Successivement Torero, prisonnier, homme d'affaire, homme des bois dans les Appalaches, il se retrouve presque aussitôt militant auprès des Moudjahidin luttant contre les attaques soviétiques. De ses années Moudjahidin (de loin les plus prenantes, même si l'ensemble des aventures se lit comme on dévore un excellent gâteau), Babour gardera en mémoire la peur. Sous couvert d'aide humanitaire, assoiffé de défendre les opprimés, il compte rejoindre les rangs de la résistance. Il passe la frontière pakistanaise et se procure le parfait attirail de l'apprenti militant. Il emporte dans ses bagages "Les sept piliers de la sagesse" de Lawrence d'Arabie comme une conjuration à la guerre. "Comme tant d'autres je rêvais d'incarner le Lawrence d'Arabie afghan, les barbes grises me proposaient de jouer les Lord Jim". Heureusement notre héros déchu garde le sens de la dérision, et même s’il ne s’embarque jamais sur une barque vers l'Eldorado candidien, il empreinte à ce dernier une définition de l'optimisme, ne se laissant jamais totalement démonter : "La rage de soutenir que tout va bien quand on est mal".

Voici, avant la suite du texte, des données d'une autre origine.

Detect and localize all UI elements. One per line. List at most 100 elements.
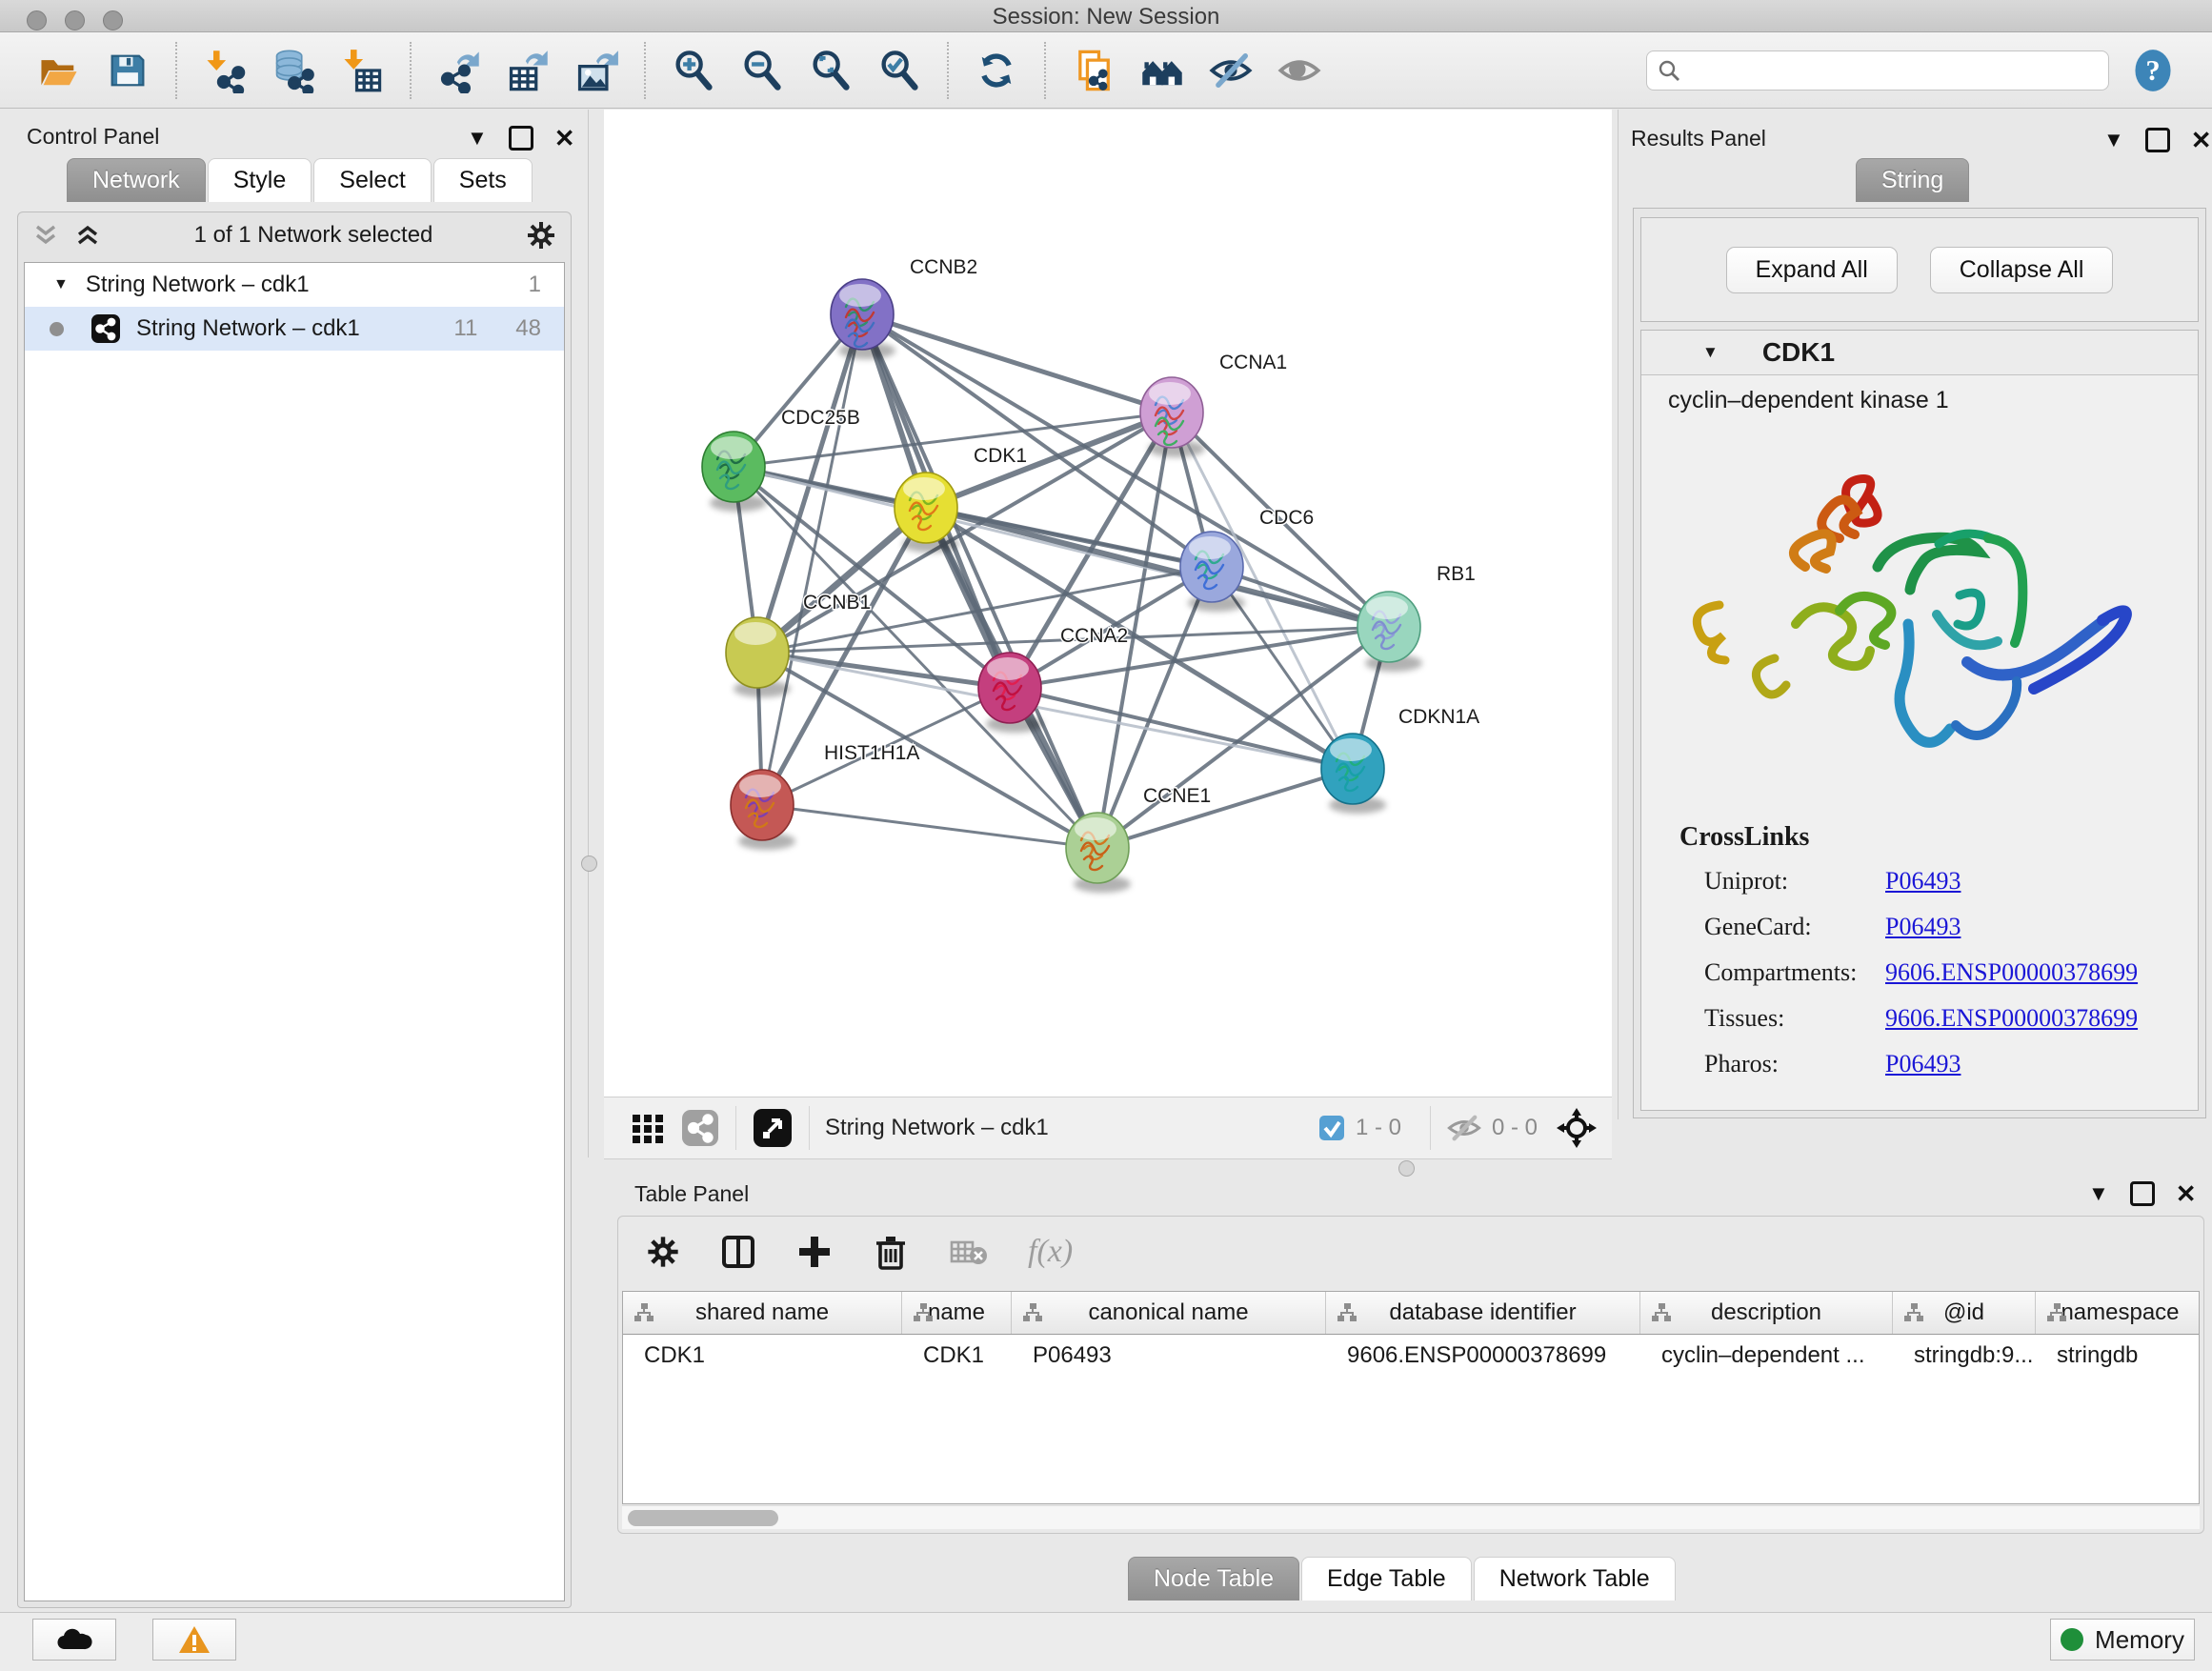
column-header-shared-name[interactable]: shared name (623, 1292, 902, 1334)
column-header-database-identifier[interactable]: database identifier (1326, 1292, 1640, 1334)
import-network-database-icon[interactable] (271, 48, 316, 93)
float-window-icon[interactable] (2145, 128, 2170, 152)
string-home-icon[interactable] (1139, 48, 1185, 93)
network-node-ccna1[interactable]: CCNA1 (1140, 352, 1287, 457)
collapse-all-icon[interactable] (31, 221, 60, 250)
warnings-button[interactable] (152, 1619, 236, 1661)
crosslink-link[interactable]: P06493 (1885, 913, 1961, 941)
network-canvas[interactable]: CCNB2CCNA1CDC25BCDK1CDC6RB1CCNB1CCNA2CDK… (604, 110, 1612, 1097)
float-menu-icon[interactable]: ▼ (467, 128, 488, 149)
network-row[interactable]: String Network – cdk1 11 48 (25, 307, 564, 351)
delete-column-icon[interactable] (872, 1233, 910, 1271)
add-column-icon[interactable] (795, 1233, 834, 1271)
search-field[interactable] (1646, 50, 2109, 91)
table-cell[interactable]: stringdb:9... (1893, 1335, 2036, 1377)
result-entry-header[interactable]: ▼ CDK1 (1641, 331, 2198, 375)
scrollbar-thumb[interactable] (628, 1510, 778, 1526)
close-panel-icon[interactable]: ✕ (2191, 128, 2212, 152)
entry-collapse-icon[interactable]: ▼ (1702, 343, 1719, 362)
right-splitter[interactable] (1618, 110, 1619, 1119)
table-cell[interactable]: stringdb (2036, 1335, 2200, 1377)
float-window-icon[interactable] (2130, 1181, 2155, 1206)
close-panel-icon[interactable]: ✕ (554, 126, 575, 151)
graphics-details-icon[interactable] (1277, 48, 1322, 93)
import-table-icon[interactable] (339, 48, 385, 93)
crosslink-link[interactable]: P06493 (1885, 1050, 1961, 1078)
save-session-icon[interactable] (105, 48, 151, 93)
selected-checkbox-icon[interactable] (1317, 1114, 1346, 1142)
hide-show-icon[interactable] (1208, 48, 1254, 93)
left-splitter-handle[interactable] (581, 856, 597, 872)
crosslink-link[interactable]: P06493 (1885, 867, 1961, 896)
expand-all-icon[interactable] (73, 221, 102, 250)
table-row[interactable]: CDK1CDK1P064939606.ENSP00000378699cyclin… (623, 1335, 2199, 1377)
horizontal-scrollbar[interactable] (622, 1505, 2200, 1529)
network-collection-row[interactable]: ▼ String Network – cdk1 1 (25, 263, 564, 307)
table-options-gear-icon[interactable] (645, 1234, 681, 1270)
network-node-cdkn1a[interactable]: CDKN1A (1321, 706, 1479, 814)
hidden-eye-icon[interactable] (1446, 1110, 1482, 1146)
search-input[interactable] (1681, 57, 2099, 84)
function-builder-icon[interactable]: f(x) (1028, 1234, 1073, 1270)
float-menu-icon[interactable]: ▼ (2088, 1183, 2109, 1204)
refresh-layout-icon[interactable] (974, 48, 1019, 93)
zoom-out-icon[interactable] (739, 48, 785, 93)
network-graph[interactable]: CCNB2CCNA1CDC25BCDK1CDC6RB1CCNB1CCNA2CDK… (604, 110, 1612, 1097)
tab-node-table[interactable]: Node Table (1128, 1557, 1299, 1601)
tab-style[interactable]: Style (208, 158, 312, 202)
zoom-in-icon[interactable] (671, 48, 716, 93)
network-edge (1097, 769, 1353, 848)
column-header--id[interactable]: @id (1893, 1292, 2036, 1334)
left-splitter[interactable] (588, 110, 589, 1158)
table-cell[interactable]: cyclin–dependent ... (1640, 1335, 1893, 1377)
close-panel-icon[interactable]: ✕ (2176, 1181, 2197, 1206)
tree-expand-icon[interactable]: ▼ (53, 276, 69, 293)
table-cell[interactable]: P06493 (1012, 1335, 1326, 1377)
entry-gene-name: CDK1 (1762, 337, 1835, 368)
table-cell[interactable]: CDK1 (623, 1335, 902, 1377)
network-node-cdc25b[interactable]: CDC25B (702, 407, 860, 512)
cloud-status-button[interactable] (32, 1619, 116, 1661)
tab-network-table[interactable]: Network Table (1474, 1557, 1676, 1601)
crosslink-link[interactable]: 9606.ENSP00000378699 (1885, 958, 2138, 987)
clone-network-icon[interactable] (1071, 48, 1116, 93)
tab-select[interactable]: Select (313, 158, 431, 202)
collapse-all-button[interactable]: Collapse All (1930, 247, 2114, 293)
column-header-name[interactable]: name (902, 1292, 1012, 1334)
bottom-splitter-handle[interactable] (1398, 1160, 1415, 1177)
birds-eye-view-icon[interactable] (752, 1107, 794, 1149)
table-cell[interactable]: 9606.ENSP00000378699 (1326, 1335, 1640, 1377)
network-edge (762, 805, 1097, 848)
open-file-icon[interactable] (36, 48, 82, 93)
tab-string[interactable]: String (1856, 158, 1969, 202)
tab-network[interactable]: Network (67, 158, 206, 202)
export-image-icon[interactable] (573, 48, 619, 93)
column-header-canonical-name[interactable]: canonical name (1012, 1292, 1326, 1334)
help-icon[interactable]: ? (2130, 48, 2176, 93)
tab-edge-table[interactable]: Edge Table (1301, 1557, 1472, 1601)
network-node-rb1[interactable]: RB1 (1357, 563, 1476, 672)
column-header-description[interactable]: description (1640, 1292, 1893, 1334)
column-type-icon (1650, 1302, 1673, 1323)
memory-button[interactable]: Memory (2050, 1619, 2195, 1661)
pan-crosshair-icon[interactable] (1555, 1106, 1599, 1150)
network-options-gear-icon[interactable] (525, 219, 557, 252)
zoom-selected-icon[interactable] (876, 48, 922, 93)
tab-sets[interactable]: Sets (433, 158, 533, 202)
float-menu-icon[interactable]: ▼ (2103, 130, 2124, 151)
zoom-fit-icon[interactable] (808, 48, 854, 93)
network-share-icon[interactable] (680, 1108, 720, 1148)
float-window-icon[interactable] (509, 126, 533, 151)
import-network-file-icon[interactable] (202, 48, 248, 93)
export-table-icon[interactable] (505, 48, 551, 93)
network-edge (862, 314, 1097, 848)
export-network-icon[interactable] (436, 48, 482, 93)
network-node-ccne1[interactable]: CCNE1 (1066, 785, 1211, 893)
grid-view-icon[interactable] (629, 1109, 667, 1147)
column-header-namespace[interactable]: namespace (2036, 1292, 2200, 1334)
expand-all-button[interactable]: Expand All (1726, 247, 1898, 293)
crosslink-link[interactable]: 9606.ENSP00000378699 (1885, 1004, 2138, 1033)
delete-table-icon[interactable] (948, 1233, 990, 1271)
show-columns-icon[interactable] (719, 1233, 757, 1271)
table-cell[interactable]: CDK1 (902, 1335, 1012, 1377)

Après les années Moudjahidin (le roman est partagé en sept chapitres, sept moments de la vie de Babour où il se trouve confronté à la peur viscérale de mourir), Babour résume ce que lui ont appris toutes ses aventures: le goût du risque, ne jamais baisser les bras, pratiquer le vol à main armé ou vêtir le costume de l'homme d'affaire, la force de la meute, la fraternité du combat et la rage de vaincre. Le parfait tableau d'un homme moderne idéal.
Il tente alors de rassembler tous ces atouts dans la vie moderne et occidentale en devenant directeur d'une entreprise de communication. En vain. Notre héros au travail n'entérine pas les objectifs qu'il s'était fixés, il se poudre le nez et abuse des affres de la vie nocturne jusqu'au moment où tout s'écroule. En quelques paragraphes bien sentis sur le monde de la pub, Laurent Marechaux nous exempt de lire Beigbeder...
Babour ne sait plus à quelle grande cause sacrifier les vies qui lui restent. Il se laisse dépasser par la quête d'une nouvelle aventure et prend sa place sur un navire transportant de la drogue plus ou moins à son insu.
La construction du roman prend tout son sens, retour aux premières pages premiers paragraphes, mais là je vous laisse le plaisir d'en découvrir la teneur, passionnante et entêtante. Laurent Marechaux, pour un premier coup d'essai tient haut la barre et pique la curiosité du lecteur avec talent, tout simplement.